Test Flakiness Budget
Cap on flaky tests. Forcing fixing.
What a flake budget is
Maximum acceptable percent of test runs that flake. Above the budget, no new tests merge until cleanup.
Typical budget: 1% of CI runs experience a flake.
Forces ownership. The team that adds the flake also fixes it.
Measuring flakes
Re-run failed tests on the same SHA. If they pass on retry, mark as flake.
Track per-suite flake rate. Some suites (browser tests, integration) are inherently flakier.
Tools: BuildPulse, Trunk.io, GitHub's flaky test detection.
When you blow the budget
Halt new test additions. Existing tests may continue, but no new tests until flake count drops.
Quarantine the worst offenders. Move to a non-blocking suite.
Allocate engineering time. Flake fixes don't ship features; they need explicit prioritization.
Preventing new flakes
Code review checks: explicit synchronization, no `sleep()` in tests, deterministic test data.

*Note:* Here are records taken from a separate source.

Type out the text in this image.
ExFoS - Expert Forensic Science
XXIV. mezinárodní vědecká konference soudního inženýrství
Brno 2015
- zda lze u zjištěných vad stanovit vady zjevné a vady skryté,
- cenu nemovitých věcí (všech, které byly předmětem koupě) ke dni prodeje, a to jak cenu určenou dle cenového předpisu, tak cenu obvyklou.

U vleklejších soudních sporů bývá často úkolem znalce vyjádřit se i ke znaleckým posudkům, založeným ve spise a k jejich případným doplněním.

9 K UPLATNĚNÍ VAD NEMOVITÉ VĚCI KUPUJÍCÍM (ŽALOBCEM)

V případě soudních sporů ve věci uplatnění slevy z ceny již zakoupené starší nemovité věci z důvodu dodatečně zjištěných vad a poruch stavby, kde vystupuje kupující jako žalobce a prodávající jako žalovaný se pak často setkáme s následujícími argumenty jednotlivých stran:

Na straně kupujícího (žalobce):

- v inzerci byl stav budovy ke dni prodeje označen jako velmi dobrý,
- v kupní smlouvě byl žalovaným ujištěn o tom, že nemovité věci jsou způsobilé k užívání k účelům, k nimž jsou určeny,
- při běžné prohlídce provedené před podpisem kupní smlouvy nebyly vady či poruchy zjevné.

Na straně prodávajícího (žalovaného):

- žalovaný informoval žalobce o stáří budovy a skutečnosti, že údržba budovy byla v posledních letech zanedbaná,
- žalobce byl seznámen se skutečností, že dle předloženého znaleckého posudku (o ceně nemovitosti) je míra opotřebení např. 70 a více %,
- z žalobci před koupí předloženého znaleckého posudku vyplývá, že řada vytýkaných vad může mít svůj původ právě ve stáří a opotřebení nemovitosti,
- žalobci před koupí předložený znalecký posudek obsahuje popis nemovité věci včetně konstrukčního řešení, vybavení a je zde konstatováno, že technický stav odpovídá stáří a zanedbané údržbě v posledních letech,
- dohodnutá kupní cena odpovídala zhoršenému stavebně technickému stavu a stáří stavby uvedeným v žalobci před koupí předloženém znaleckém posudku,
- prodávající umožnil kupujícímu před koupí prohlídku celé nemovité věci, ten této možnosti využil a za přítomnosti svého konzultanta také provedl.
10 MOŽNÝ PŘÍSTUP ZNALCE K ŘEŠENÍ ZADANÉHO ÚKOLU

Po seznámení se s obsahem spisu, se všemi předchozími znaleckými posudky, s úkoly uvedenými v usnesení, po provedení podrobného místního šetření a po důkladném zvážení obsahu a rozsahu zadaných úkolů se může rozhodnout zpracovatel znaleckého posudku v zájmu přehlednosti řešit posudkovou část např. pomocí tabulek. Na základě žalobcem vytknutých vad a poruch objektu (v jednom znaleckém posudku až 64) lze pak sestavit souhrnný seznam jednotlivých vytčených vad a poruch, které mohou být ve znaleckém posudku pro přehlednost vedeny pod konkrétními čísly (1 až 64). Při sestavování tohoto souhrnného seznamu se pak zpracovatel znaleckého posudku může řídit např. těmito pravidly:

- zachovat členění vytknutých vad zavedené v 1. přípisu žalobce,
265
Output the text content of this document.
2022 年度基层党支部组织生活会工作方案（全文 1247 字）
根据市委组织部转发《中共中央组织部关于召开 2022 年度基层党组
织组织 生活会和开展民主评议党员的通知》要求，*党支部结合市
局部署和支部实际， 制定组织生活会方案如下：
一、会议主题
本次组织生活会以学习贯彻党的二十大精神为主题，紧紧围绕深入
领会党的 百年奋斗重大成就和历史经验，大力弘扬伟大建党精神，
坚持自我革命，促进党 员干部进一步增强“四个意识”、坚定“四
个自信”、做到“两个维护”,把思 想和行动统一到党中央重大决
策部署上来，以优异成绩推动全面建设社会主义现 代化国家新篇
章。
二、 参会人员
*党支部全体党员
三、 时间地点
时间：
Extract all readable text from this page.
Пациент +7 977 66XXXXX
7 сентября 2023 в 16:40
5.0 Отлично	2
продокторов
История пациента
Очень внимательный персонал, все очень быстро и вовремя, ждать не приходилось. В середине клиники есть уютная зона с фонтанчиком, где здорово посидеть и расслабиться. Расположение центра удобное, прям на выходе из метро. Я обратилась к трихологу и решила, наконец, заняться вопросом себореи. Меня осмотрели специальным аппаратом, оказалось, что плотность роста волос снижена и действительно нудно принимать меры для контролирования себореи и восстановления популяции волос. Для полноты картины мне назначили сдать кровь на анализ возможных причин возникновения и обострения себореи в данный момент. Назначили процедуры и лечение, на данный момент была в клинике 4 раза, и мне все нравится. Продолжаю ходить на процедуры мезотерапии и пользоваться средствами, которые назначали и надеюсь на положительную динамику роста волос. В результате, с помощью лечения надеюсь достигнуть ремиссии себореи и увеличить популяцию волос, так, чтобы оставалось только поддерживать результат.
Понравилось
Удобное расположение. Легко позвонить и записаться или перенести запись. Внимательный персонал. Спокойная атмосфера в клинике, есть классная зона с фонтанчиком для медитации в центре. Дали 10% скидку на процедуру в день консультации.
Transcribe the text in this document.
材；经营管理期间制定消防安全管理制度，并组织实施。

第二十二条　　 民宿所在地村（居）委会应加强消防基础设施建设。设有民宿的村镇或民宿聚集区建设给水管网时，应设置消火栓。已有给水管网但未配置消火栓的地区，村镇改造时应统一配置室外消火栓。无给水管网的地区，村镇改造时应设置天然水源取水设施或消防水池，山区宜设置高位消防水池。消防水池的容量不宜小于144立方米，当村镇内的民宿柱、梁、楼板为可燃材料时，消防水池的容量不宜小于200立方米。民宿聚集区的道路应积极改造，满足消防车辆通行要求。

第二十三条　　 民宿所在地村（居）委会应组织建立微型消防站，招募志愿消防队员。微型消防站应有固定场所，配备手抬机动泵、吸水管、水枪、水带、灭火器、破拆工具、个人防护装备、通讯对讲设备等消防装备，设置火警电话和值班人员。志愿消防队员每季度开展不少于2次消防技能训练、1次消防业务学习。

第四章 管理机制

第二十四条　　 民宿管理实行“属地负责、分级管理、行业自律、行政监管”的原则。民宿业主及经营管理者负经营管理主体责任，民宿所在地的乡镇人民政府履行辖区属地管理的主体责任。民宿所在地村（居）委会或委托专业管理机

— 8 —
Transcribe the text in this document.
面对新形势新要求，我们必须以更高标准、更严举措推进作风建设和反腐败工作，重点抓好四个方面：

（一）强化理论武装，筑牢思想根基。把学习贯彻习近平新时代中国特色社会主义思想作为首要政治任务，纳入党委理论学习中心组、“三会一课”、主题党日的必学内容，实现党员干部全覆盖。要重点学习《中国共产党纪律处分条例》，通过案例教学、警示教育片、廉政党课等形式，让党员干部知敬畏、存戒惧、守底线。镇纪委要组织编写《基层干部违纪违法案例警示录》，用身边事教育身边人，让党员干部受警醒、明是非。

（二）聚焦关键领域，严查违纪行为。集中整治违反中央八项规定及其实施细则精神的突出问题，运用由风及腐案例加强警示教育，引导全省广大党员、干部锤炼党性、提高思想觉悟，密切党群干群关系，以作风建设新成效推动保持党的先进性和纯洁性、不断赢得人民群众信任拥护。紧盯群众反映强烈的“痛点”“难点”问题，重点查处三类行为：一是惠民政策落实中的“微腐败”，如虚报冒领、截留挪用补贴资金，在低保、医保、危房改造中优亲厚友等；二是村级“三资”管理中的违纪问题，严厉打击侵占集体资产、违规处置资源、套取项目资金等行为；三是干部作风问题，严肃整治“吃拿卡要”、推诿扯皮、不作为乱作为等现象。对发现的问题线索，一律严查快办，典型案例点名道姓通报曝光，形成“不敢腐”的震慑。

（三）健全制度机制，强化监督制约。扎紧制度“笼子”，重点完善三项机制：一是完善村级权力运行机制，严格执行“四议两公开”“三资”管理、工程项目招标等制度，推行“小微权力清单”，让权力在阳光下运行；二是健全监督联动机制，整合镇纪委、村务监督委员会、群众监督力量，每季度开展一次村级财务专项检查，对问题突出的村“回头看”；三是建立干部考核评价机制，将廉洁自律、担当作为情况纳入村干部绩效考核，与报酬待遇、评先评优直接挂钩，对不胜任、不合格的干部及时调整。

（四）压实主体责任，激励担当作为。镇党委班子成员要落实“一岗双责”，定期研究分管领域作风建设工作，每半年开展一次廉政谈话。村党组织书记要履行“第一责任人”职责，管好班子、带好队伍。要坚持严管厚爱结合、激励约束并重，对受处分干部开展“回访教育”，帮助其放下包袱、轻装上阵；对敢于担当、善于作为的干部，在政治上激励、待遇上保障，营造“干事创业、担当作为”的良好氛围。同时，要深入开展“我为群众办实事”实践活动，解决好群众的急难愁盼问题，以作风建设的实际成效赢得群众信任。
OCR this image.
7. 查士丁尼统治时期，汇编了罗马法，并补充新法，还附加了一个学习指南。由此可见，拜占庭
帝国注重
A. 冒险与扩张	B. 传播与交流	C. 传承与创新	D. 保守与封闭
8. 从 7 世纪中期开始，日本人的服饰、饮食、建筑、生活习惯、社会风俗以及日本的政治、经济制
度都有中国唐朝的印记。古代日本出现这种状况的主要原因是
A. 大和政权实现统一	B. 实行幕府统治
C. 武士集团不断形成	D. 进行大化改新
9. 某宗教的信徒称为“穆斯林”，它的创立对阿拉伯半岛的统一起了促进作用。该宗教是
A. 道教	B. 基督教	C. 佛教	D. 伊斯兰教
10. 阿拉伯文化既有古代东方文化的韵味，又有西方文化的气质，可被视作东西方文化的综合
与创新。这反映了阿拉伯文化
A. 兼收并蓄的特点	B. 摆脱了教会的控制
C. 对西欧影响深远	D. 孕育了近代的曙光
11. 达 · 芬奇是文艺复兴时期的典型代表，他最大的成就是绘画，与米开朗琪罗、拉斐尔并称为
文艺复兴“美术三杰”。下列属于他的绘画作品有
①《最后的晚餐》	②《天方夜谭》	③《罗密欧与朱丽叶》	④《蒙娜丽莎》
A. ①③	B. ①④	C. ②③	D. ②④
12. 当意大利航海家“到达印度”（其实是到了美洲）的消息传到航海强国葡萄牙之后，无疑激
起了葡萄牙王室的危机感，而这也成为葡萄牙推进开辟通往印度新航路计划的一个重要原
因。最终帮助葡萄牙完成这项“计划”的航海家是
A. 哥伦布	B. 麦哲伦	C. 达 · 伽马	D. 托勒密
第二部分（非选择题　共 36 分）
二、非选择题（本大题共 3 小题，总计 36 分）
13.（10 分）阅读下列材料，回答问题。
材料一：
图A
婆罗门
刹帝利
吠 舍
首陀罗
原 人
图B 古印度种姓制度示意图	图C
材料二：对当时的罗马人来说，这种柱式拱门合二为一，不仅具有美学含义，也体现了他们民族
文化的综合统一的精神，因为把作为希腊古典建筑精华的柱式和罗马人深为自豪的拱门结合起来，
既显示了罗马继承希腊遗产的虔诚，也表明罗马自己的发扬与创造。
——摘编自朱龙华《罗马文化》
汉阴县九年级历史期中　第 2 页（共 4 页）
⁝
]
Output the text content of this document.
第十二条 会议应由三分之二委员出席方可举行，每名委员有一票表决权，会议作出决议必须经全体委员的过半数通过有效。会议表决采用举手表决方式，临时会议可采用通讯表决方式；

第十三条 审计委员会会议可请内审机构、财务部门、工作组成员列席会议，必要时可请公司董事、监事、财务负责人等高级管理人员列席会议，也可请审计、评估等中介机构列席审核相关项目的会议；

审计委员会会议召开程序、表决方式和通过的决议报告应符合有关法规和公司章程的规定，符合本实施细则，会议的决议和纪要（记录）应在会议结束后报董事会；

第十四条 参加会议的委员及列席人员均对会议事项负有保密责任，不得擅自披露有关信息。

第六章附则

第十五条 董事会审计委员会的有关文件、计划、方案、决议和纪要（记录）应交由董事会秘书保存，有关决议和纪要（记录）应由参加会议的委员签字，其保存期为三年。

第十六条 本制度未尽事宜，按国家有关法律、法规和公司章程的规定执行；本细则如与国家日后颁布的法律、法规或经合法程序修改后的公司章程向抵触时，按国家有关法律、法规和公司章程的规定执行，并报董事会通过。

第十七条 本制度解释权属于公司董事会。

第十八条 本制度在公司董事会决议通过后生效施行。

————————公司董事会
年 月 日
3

Pre-merge: run new tests 10 times in CI before allowing the merge.
Dedicated reviewer for test quality on tier-1 services.
How to set the budget
Start with current flake rate as baseline. Budget = current rate * 0.5 over 6 months.
Tighter for unit tests (under 0.1% flake rate is achievable). Looser for end-to-end tests (1-5% may be necessary).
Publish the budget and current rate weekly. Visibility drives the cleanup.